李斌爱聊天,不用她多问,自己先倒豆子似的把知道的事情全说出来了,譬如京营将士全是废物,比起他们辽东的人差远了;又说京城勋贵也全是废物,还说这回京营演武一定要季松跟着,这不是给季松看乐子吗?
沈禾却不那样想。早年她老师吴夫子在的时候,吴夫子不爱弄那些诗词歌赋,他喜欢讲兵法军制,倒是提到过一些事情。

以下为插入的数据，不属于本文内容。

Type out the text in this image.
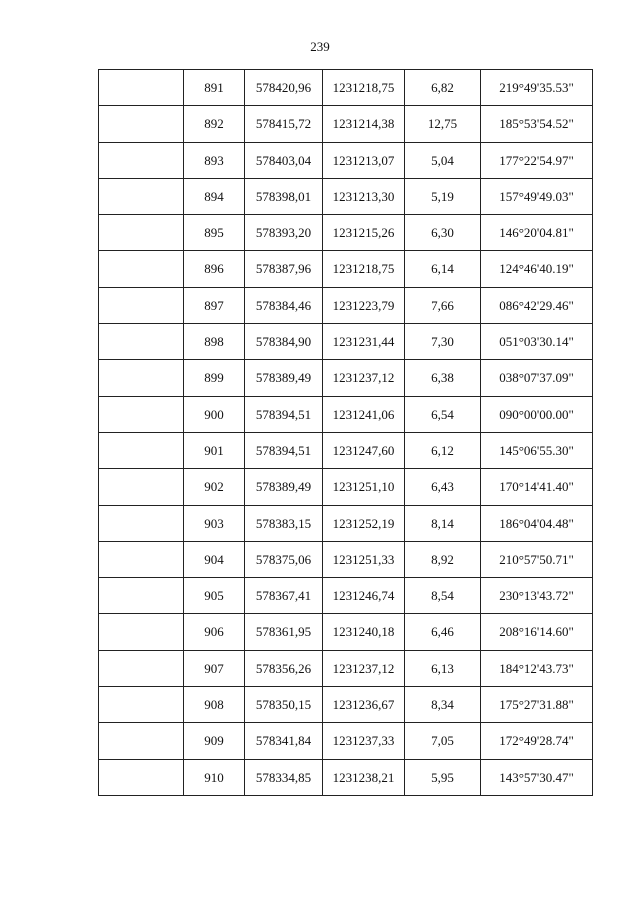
239
	891	578420,96	1231218,75	6,82	219°49'35.53"
	892	578415,72	1231214,38	12,75	185°53'54.52"
	893	578403,04	1231213,07	5,04	177°22'54.97"
	894	578398,01	1231213,30	5,19	157°49'49.03"
	895	578393,20	1231215,26	6,30	146°20'04.81"
	896	578387,96	1231218,75	6,14	124°46'40.19"
	897	578384,46	1231223,79	7,66	086°42'29.46"
	898	578384,90	1231231,44	7,30	051°03'30.14"
	899	578389,49	1231237,12	6,38	038°07'37.09"
	900	578394,51	1231241,06	6,54	090°00'00.00"
	901	578394,51	1231247,60	6,12	145°06'55.30"
	902	578389,49	1231251,10	6,43	170°14'41.40"
	903	578383,15	1231252,19	8,14	186°04'04.48"
	904	578375,06	1231251,33	8,92	210°57'50.71"
	905	578367,41	1231246,74	8,54	230°13'43.72"
	906	578361,95	1231240,18	6,46	208°16'14.60"
	907	578356,26	1231237,12	6,13	184°12'43.73"
	908	578350,15	1231236,67	8,34	175°27'31.88"
	909	578341,84	1231237,33	7,05	172°49'28.74"
	910	578334,85	1231238,21	5,95	143°57'30.47"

譬如说外重内轻,武将必然备受猜忌,以后重文轻武的事情会越来越多。
沈禾虽然对兵法不感兴趣,但很喜欢听吴夫子讲故事,就缠着他多讲了一些。
如今见季松很是得意,又想起自己和他结为夫妻,两人一荣俱荣一损俱损,想了想,还是轻轻摇晃着季松的手:“子劲,你不要这样想,也不要太得意。”
季松正要歇息,忽然见夫人面色严肃,一时间也笑了:“怎么说?”
“我……”沈禾沉吟片刻,皱眉望向季松的眼睛:“子劲,你还记不记得王忠嗣?”
“当然记得,”季松随口逗她:“怎了?苗苗觉得王忠嗣那样才叫飞黄腾达,嫌弃夫君官位低微了?”
上回提到了王忠嗣,季松才明白自家夫人读书不少,对她的喜欢深了许多。
“子劲你不要说笑,”沈禾越发严肃:“王忠嗣死后不久,就有了安史之乱。之后藩镇为患,最后有了五代乱世,那些节度使互相征伐残杀,甚至吃人取乐。”
“赵宋皇帝开创基业后,下了大力气来收拢军权。无论是杯酒释兵权、与武将约为姻亲,还是将军权层层分化,使兵不知将,将不知兵,为的都是掌控军权。”
“外重内轻,皇帝一定会心生忌惮;何况前些年忠国公又行了谋逆之举,只怕陛下——子劲?”